Usul hukuku hükümleri uyarınca davanın zamanaşımı nedeniyle reddi kararı ile mahkeme artık dosyadan el çekmiş olup, dava dosyasında başka bir inceleme yapması mümkün değildir. Ne var ki; mahkemece, davanın zamanaşımı nedeniyle reddine dair karar verildikten sonra davalı ile kiraya veren arasındaki kira sözleşmesinin tek taraflı fesih ile sona ermeyeceği, davacının ancak mükerrer ödenen ecrimisil talebinde bulunabileceği, davacının ecrimisil tahakkukunu 15.2.2006 tarihinde itiraz etmeden ödediği gerekçesiyle davanın esastan da reddine karar verilmiştir.
Bu durumda; mahkemece, usulden (zamanaşımı vb.) ve esastan red kararı verilmesi mümkün olmadığından, önce davanın usul kuralları uyarınca incelenip incelenmeyeceği değerlendirilip, usul hükümleri uyarınca davanın reddi mümkün ise usul yönünden davanın reddine karar verilmeli aksi takdirde davanın esasına girilip esas hakkında bir karar verilmelidir. Davanın usulden reddi kararının yanında esastan da reddine karar verilmesi usul ve yasaya aykırı olup, bozmayı gerektirmiştir.

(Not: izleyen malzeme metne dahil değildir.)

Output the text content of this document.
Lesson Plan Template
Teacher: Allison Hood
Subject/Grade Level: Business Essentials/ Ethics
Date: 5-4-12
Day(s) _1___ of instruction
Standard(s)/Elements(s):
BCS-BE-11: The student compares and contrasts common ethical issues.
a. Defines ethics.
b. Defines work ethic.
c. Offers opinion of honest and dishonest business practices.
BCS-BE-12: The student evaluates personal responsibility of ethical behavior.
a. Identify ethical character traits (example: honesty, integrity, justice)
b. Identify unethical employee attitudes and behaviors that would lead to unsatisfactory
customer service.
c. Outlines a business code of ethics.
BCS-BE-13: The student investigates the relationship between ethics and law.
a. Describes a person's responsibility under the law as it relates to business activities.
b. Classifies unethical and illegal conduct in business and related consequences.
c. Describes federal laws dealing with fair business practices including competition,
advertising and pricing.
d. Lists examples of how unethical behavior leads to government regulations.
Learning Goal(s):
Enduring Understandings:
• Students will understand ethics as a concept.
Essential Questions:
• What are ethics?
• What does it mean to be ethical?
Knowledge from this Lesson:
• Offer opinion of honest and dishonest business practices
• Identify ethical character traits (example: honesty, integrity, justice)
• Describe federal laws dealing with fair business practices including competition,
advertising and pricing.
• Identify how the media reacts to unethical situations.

2-) Bozma nedenlerine göre, davacının diğer temyiz itirazlarının bu aşamada incelenmesine gerek görülmemiştir.
SONUÇ: Yukarıda birinci bentte açıklanan nedenlerle hükmün HUMK’nun 428. maddesi gereğince davacı yararına BOZULMASINA, ikinci bentte açıklanan nedenle davacı tarafın diğer temyiz itirazlarının incelenmesine şimdilik yer olmadığına, peşin alınan temyiz harcının istek halinde temyiz edene iadesine, 6100 sayılı HMK’nun Geçici Madde 3 atfıyla 1086 sayılı HUMK’nun 440. maddesi gereğince kararın tebliğinden itibaren 15 günlük süre içinde karar düzeltme yolu açık olmak üzere, 16/01/2019 tarihinde oy birliğiyle karar verildi.